Wilkinson is withering about the Supreme Court’s recent decisions striking down gun control laws under the Second Amendment, which he compares to Roe v. Wade in their tendency to impose “judicial value judgments based on thin and shaky grounds.” He warns that a Supreme Court decision overturning health care reform would be just as activist as one legalizing gay marriage, although he approves of gay marriage, but not President Obama’s health care reform (“seems misconceived in many ways”), on policy grounds. And he has no patience for Bush v. Gore, which he calls “no friend of self-governance.”

Wilkinson also extensively criticizes Judge Richard Posner and his methodology of constitutional pragmatism, which endorses the idea that judges should be policy makers. “Arming judges with reams of data and telling them to go about doing empirical good encourages aggressive review and substitutes judicial fiat for representative policy making,” he writes.

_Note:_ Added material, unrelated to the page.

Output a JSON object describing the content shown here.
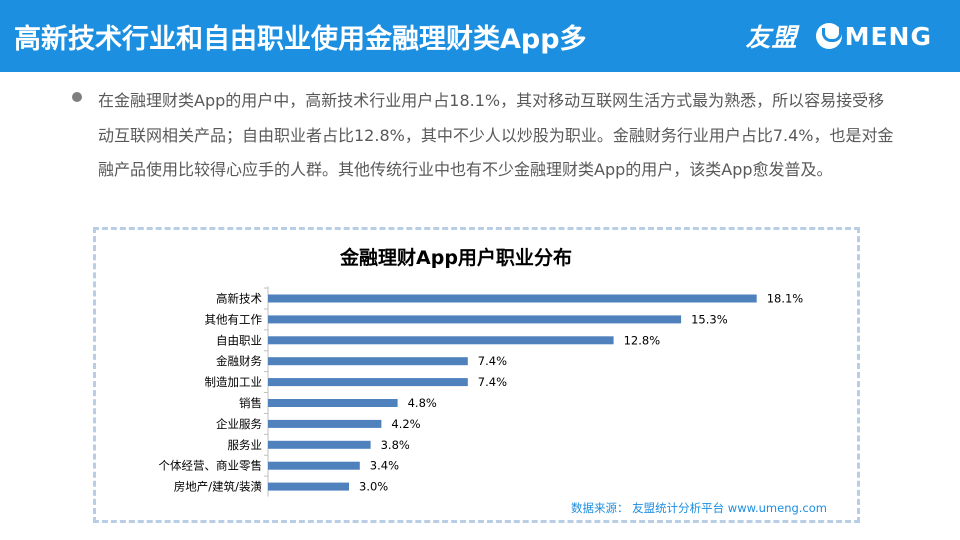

Having expressed dissatisfaction with the leading cosmic constitutional theories for “abetting judicial hubris,” Wilkinson confesses that he has no theory to offer as a substitute. Instead, he points to those great judges in the past “who took the habit of deference seriously,” including Oliver Wendell Holmes, Louis Brandeis, Felix Frankfurter, John Marshall Harlan and Lewis Powell Jr. These justices rarely struck down laws passed by Congress or the states, unless the constitutional arguments for invalidation were so clear that both liberals and conservatives could readily embrace them.

Why is it that not a single justice exemplifies this tradition of bipartisan judicial deference today? Now that the left and the right rely on the Supreme Court to reverse their defeats in the political arena, presidents of both parties are unlikely to pick nominees who believe the court should strike down very few laws. Instead, the liberal and conservative bases demand ideologically reliable nominees who are not very likely to disappoint them. The day has passed when a thoughtful conservative like Wilkinson, who refuses to toe the party line on guns or Bush v. Gore, could be appointed.

Is there any possibility of resurrecting the tradition of judicial restraint that Wilkinson exalts? Probably not on the current polarized Supreme Court, where neither side is willing to uphold the laws it dislikes the most, since it doesn’t trust the other side to do the same. As Wilkinson warns, for conservatives, restraint would mean that “gun rights and property rights not ride so high in the saddle. . . . For liberals, it means that unenumerated rights of choice not reign free of the need to accommodate conflicting moral and communal values.”

Nevertheless, this modest book is an invaluable reminder of the lost virtues of bipartisan judicial restraint. For law students and citizens who are frustrated with the way that all the constitutional methodologies fail, in practice, to deliver on their promise of helping judges separate their political views and judicial decisions, Wilkinson’s primer offers a diagnosis of the problem and a self-effacing solution. As he suggests, the great proponents of restraint in the past, like Holmes and Brandeis, embodied a spirit of humility rather than a grand theory; they displayed “modesty” about their own views “and respect for the opinions and judgments of others.” For embodying the same sensibility, Wilkinson’s book is both unusual and inspiring.